Cauliflower Rice Burrito Bowls made with guacamole, cilantro, and black beans
5 from 21 votes

Cauliflower Rice Burrito Bowl

Flavorful 30-minute burrito bowls made with seasoned cauliflower rice, black beans, grilled peppers and onions, and guacamole! Hearty, plant-based fun.
Author: Minimalist Baker
Prep Time 15 minutes
Cook Time 15 minutes
Total Time 30 minutes
Servings: 3 (bowls)
Category: Entree
Cuisine: Gluten-Free, Mexican-Inspired, Vegan
Freezer Friendly No
Does it keep? 2-3 Days



  • 1 15-ounce can black or pinto beans
  • 1/2 tsp ground cumin
  • 1/2 tsp chili powder
  • ~1/8 - 1/4 tsp sea salt (to taste)


  • 1 Tbsp olive or grape seed oil
  • 3 cloves garlic, minced (3 cloves yield ~1 1/2 Tbsp)
  • 1/4 cup diced red or white onion
  • 1 medium head cauliflower, grated into “rice” (see method here)
  • 1 pinch sea salt (plus more to taste)
  • 3 Tbsp lime juice (~ 2 limes)
  • 1 tsp ground cumin (plus more to taste)
  • 1/2 tsp chili powder
  • 1/3 cup red or green salsa (plus more for serving // I like Trader Joe’s Chunky Salsa)
  • 1/4 cup fresh chopped cilantro (plus more for serving)
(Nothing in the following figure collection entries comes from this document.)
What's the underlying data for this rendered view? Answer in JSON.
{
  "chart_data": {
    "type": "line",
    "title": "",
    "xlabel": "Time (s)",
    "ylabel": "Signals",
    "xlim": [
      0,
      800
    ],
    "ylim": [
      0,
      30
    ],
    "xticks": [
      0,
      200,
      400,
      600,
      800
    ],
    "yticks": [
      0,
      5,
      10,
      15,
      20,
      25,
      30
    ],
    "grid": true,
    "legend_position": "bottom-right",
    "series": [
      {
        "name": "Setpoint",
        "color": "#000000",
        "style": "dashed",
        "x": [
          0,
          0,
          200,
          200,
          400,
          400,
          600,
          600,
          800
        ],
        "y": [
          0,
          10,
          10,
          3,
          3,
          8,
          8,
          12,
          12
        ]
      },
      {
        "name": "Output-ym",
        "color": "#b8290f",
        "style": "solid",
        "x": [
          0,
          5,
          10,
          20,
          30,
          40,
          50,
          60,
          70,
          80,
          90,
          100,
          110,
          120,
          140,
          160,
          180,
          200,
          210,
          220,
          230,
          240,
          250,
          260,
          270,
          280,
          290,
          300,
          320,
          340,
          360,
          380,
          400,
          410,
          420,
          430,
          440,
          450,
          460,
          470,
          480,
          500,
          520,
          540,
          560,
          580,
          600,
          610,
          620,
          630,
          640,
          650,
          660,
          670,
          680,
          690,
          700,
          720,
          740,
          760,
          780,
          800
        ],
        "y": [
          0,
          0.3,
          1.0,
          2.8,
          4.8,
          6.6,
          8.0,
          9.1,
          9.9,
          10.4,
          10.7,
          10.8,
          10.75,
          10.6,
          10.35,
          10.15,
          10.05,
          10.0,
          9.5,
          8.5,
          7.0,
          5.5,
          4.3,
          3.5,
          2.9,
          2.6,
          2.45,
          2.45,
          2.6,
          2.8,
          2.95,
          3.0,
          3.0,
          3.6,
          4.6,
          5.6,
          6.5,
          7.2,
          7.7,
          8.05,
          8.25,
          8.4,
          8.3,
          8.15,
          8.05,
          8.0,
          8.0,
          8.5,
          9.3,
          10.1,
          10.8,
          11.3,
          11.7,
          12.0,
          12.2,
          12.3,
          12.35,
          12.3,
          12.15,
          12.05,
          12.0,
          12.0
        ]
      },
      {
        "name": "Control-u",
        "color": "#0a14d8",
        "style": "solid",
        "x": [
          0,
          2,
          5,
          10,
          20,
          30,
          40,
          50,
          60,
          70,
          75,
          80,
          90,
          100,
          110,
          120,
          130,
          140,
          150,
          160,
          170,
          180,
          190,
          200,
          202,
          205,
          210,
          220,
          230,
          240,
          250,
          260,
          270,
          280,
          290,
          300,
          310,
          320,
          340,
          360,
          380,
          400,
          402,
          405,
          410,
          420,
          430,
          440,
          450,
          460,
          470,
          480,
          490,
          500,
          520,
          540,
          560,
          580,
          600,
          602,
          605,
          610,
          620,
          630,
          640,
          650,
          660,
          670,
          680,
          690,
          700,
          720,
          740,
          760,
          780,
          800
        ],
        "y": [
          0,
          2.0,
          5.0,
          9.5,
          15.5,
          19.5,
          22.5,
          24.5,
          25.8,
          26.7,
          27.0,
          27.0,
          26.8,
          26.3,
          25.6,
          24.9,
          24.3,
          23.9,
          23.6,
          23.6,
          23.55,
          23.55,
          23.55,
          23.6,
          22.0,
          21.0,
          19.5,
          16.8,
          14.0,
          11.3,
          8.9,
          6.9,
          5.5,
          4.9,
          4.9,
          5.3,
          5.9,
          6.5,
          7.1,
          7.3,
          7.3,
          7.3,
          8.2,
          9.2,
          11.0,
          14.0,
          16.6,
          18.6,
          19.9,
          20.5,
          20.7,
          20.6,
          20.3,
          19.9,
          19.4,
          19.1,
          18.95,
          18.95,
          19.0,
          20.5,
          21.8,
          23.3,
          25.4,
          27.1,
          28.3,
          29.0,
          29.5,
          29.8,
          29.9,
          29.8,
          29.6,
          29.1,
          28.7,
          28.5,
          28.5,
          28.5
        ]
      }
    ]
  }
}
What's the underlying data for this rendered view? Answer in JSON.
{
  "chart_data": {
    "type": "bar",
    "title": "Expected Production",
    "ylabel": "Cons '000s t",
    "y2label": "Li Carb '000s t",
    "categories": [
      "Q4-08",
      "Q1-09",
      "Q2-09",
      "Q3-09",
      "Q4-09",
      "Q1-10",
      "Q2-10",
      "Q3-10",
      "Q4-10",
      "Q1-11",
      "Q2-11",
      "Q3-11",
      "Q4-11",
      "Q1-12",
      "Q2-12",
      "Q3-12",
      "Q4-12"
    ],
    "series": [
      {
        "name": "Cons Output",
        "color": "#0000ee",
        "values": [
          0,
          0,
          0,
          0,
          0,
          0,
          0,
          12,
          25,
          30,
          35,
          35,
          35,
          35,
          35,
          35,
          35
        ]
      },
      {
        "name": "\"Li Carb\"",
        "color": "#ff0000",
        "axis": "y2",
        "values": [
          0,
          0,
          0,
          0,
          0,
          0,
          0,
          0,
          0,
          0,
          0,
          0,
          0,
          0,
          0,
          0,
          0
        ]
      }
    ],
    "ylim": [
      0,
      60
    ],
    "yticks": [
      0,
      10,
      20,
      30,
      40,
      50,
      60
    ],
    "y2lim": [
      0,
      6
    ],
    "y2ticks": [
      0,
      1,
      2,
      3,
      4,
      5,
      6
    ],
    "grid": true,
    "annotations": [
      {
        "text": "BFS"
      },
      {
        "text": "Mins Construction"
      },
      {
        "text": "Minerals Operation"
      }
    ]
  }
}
  • 1 Tbsp olive or grape seed oil
  • 1 medium red, green, orange, or yellow bell pepper (thinly sliced lengthwise)
  • 1/2 medium red onion (sliced into 1/4-inch rings)
  • 1 pinch sea salt


  1. Add beans to a small saucepan over medium heat and season with spices to taste. Once bubbling, reduce heat to low and stir occasionally.
  2. Prepare cauliflower rice by following these instructions. Then heat a large rimmed skillet over medium heat.
  3. Once hot, add oil, garlic, onion, and a pinch each salt and pepper. Sauté for 1 minute, stirring frequently. Then add cauliflower ‘rice’ and stir to coat.
  4. Place the lid on to steam the rice for about 2-4 minutes or until almost tender like rice (al dente in texture), stirring occasionally. Chop up your bell pepper and onion at this time.
  5. Remove rice from heat and transfer to a large mixing bowl. Add lime juice, cumin, chili powder, salsa and fresh cilantro. Stir to combine and taste and adjust seasonings accordingly, adding salt, pepper, lime juice, salsa, or more spices as desired. Set aside.
  6. Heat the large skillet back over medium-high heat. Once hot, add oil, bell pepper and onion and a pinch of sea salt. Sauté, stirring frequently, until slightly softened and they take on a little color - about 4 minutes.
  7. To serve, divide rice, beans, and peppers between serving bowls. Enjoy as is or with corn tortillas, chips, salsa, lime juice, hot sauce, or guacamole (recipe in notes).
  8. Best when fresh, though leftovers keep for 2-3 days in the refrigerator.
  9. Serve with desired toppings (listed above) or as is. I recommend avocado, lime juice, hot sauce, and cilantro.
  10. Best when fresh, though leftovers keep covered in the refrigerator for 2-3 days. Reheat in a 350 degree F (176 C) oven until warmed through - about 20 minutes. See notes for instructions on making ahead of time.


*Guacamole (amount as original recipe is written // adjust if altering batch size): Mash 2 ripe avocados with 1 Tbsp (15 ml) lime juice, 1 Tbsp (15 ml) lemon juice, 1/4 tsp sea salt, 1/2 jalapeño, deseeded and sliced, 1/4 cup (40 g) diced red onion, and 1/4 cup (20 g) diced cilantro. Taste and adjust seasonings as needed.
*Recipe adapted from / inspired by my Cauliflower Rice Stuffed Peppers.
*Nutrition information is a rough estimate calculated without additional toppings or guacamole.